Nursiah berkisah, saat hamil Syakilla ia menderita demam dan campak dan rubella.
"Saya terkena rubella saat usia kandungan dua bulan. Saya awalnya tidak tahu itu rubella. Yang saya tahu campak karena keluhan merah-merah di kulit," kata Nursiah dalam diskusi Forum Merdeka Barat, Kementerian Komunikasi dan Informatika, Jakarta Pusat, Selasa, 18 September 2018.

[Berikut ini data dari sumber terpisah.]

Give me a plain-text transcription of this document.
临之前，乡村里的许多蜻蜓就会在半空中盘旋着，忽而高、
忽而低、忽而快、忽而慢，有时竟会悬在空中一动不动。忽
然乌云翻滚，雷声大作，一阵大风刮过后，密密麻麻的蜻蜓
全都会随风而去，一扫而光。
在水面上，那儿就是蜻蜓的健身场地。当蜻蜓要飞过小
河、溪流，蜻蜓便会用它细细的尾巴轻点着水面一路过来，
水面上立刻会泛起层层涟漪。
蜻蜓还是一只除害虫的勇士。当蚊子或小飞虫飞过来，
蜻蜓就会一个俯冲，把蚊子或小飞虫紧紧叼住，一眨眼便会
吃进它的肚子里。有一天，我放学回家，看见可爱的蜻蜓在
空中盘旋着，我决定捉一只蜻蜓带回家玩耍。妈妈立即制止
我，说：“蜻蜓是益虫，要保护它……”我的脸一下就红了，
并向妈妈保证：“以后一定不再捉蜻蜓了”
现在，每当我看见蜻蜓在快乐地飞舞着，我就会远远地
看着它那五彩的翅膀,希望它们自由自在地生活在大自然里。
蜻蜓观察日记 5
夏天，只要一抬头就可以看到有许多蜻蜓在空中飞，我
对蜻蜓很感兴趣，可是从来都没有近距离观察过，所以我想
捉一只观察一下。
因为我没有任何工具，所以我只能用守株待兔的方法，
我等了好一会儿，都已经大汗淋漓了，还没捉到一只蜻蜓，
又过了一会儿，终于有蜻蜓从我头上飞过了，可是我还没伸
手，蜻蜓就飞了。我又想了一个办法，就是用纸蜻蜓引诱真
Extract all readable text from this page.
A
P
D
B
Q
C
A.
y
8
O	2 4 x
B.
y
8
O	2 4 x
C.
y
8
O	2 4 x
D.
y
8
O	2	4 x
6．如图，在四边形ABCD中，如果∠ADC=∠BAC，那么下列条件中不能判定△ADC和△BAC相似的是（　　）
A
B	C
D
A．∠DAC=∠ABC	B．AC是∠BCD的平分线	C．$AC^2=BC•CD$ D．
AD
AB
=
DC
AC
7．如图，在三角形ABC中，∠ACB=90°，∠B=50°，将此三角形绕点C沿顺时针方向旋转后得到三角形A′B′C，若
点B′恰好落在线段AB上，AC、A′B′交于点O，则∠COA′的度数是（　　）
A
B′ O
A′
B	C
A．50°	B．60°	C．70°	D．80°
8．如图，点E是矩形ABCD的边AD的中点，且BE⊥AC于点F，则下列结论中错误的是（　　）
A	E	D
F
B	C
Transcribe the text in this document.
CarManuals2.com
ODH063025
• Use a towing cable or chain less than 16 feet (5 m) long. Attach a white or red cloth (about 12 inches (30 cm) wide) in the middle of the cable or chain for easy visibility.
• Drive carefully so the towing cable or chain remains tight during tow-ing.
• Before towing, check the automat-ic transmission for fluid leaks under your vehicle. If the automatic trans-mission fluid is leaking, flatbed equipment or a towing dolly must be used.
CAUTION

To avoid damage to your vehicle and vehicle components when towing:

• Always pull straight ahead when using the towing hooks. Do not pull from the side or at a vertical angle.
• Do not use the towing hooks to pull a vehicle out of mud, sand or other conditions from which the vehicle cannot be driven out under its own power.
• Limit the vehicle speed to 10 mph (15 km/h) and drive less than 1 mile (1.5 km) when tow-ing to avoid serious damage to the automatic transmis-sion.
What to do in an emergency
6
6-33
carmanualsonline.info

Betapa hancur hati perempuan 47 tahun itu saat putri keduanya itu lahir dengan keadaan tidak bisa mendengar, memiliki katarak pada mata, dan kelainan jantung.
Bahkan, kata Nursiah, tetangganya menyebut Syakilla terkena kutukan. "Masyarakat tidak tahu rubella seperti apa. Saya juga awalnya tidak tahu. Setelah tes rubella, ternyata positif. Saya baru tahu," katanya.
Nursiah memilih tak menyerah pada keadaan. Selama 8 tahun ia bersama Syakilla mengikuti berbagai terapi. Anaknya pun menjalani operasi di sejumlah rumah sakit.
"Operasi jantung sudah, mata sudah, ya sekarang tinggal terapi. Kemungkinan sembuhnya kecil," kata dia getir.
Rubella yang merenggut masa depan putrinya itu berawal saat ia tinggal di Desa Blang Pulo, Banda Aceh. Saat itu ada seorang anak tetangganya yang terkena campak. Meski ia sudah imunisasi, tapi tetap tertular karena sudah mewabah di sana.
Nursiah tak ingin anak dan ibu yang lain mengalami apa yang ia hadapi saat ini. Sebab itu dia menyayangkan sikap pemerintah Aceh yang menunda pemberian vaksin MR (Measles Rubella) untuk anak-anak. "Apa mau anak-anak Aceh seperti anak saya Syakilla?" kata dia.
Sebelumnya, Pelaksana tugas Gubernur Aceh Nova Iriansyah menginstruksikan penundaan pelaksanaan pemberian vaksin MR untuk menunggu stempel halal. "Kami sudah menginstruksikan kepada Dinas Kesehatan untuk teruskan kepada kabupaten/kota agar menunda pelaksanaan imunisasi rubela," kata Nova Iriansyah di Banda Aceh, Selasa, 7 Agustus 2018 lalu.
Namun Majelis Permusyawaratan Ulama Aceh mengeluarkan pernyataan bahwa vaksin MR bisa diberikan dalam kondisi darurat.
"Terkait vaksin rubella, kita sepakat vaksin itu haram karena mengandung babi. Namun dalam kondisi terpaksa penggunaan vaksin ini diperbolehkan," ujarnya setelah mengikuti rapat konsultasi terkait dengan vaksin MR di Aula Meuligoe Wakil Gubernur Aceh, Rabu, 19 September 2018.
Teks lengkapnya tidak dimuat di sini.